La hausse record de l’or et la faiblesse persistante du brut ont été deux des caractéristiques marquantes des matières premières mondiales cette année. Goldman Sachs Group Inc. estime que ces deux tendances se poursuivront jusqu’en 2026.
Le lingot devrait atteindre un nouveau record l’année prochaine, tandis que le pétrole sera confronté à un excédent, ont déclaré des analystes, dont Daan Struyven et Samantha Dart, dans une note du 18 décembre décrivant les principaux choix de la banque en matière de matières premières. Le scénario de base pour l’or est une hausse à 4 900 dollars l’once, avec des risques à la hausse.

Les matières premières dans leur ensemble sont sur la bonne voie pour une légère progression cette année, mais la hausse du secteur masque d’énormes variations dans les performances sous-jacentes des matériaux lourds. Alors que l’or a augmenté grâce aux achats des banques centrales, aux baisses de taux d’intérêt de la Réserve fédérale américaine et aux afflux vers les fonds négociés en bourse, le brut a été affecté par les inquiétudes généralisées concernant une énorme surabondance.
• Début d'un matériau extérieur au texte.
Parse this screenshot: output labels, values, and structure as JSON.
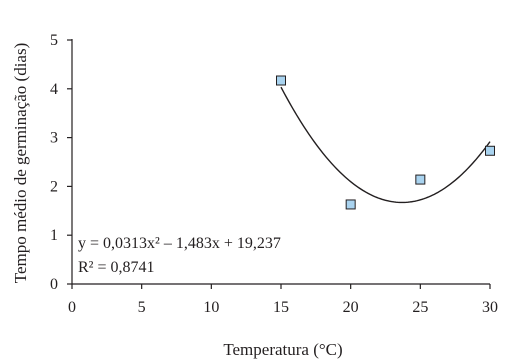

La baisse des taux d’intérêt américains a conduit les investisseurs en ETF « à commencer à rivaliser avec les banques centrales pour des lingots limités », écrivent les analystes. « Nous nous attendons à ce que les deux mêmes facteurs – une demande structurellement élevée de la part de la banque centrale et le soutien cyclique des réductions de la Fed – fassent encore monter le prix de l’or. »
En revanche, le pétrole est confronté à des risques de baisse, écrivent-ils. « À moins d’importantes ruptures d’approvisionnement ou de réductions de la production de l’OPEP, une baisse des prix du pétrole en 2026 sera probablement nécessaire pour rééquilibrer le marché », ont-ils déclaré. « Nous prévoyons que l’excédent de 2026 entraînera une accélération de la constitution des stocks commerciaux de l’OCDE. »
Le Brent, référence mondiale, devrait atteindre en moyenne 56 dollars le baril l’année prochaine, et le West Texas Intermediate à 52 dollars, ont-ils indiqué.
Vendredi, le Brent s’est échangé en dessous de 60 dollars le baril, ce qui devrait entraîner une deuxième perte hebdomadaire malgré les tensions géopolitiques au Venezuela qui ont attisé les inquiétudes concernant d’éventuelles interruptions d’approvisionnement. L’or était proche de 4 323 dollars l’once.
Entre autres prévisions, Goldman Sachs a signalé une baisse des prix du gaz naturel lors de la « plus grande vague d’approvisionnement jamais vue » ; que le cuivre surpasserait l’aluminium ; et un minerai de fer plus faible dans un contexte de production minière en plein essor.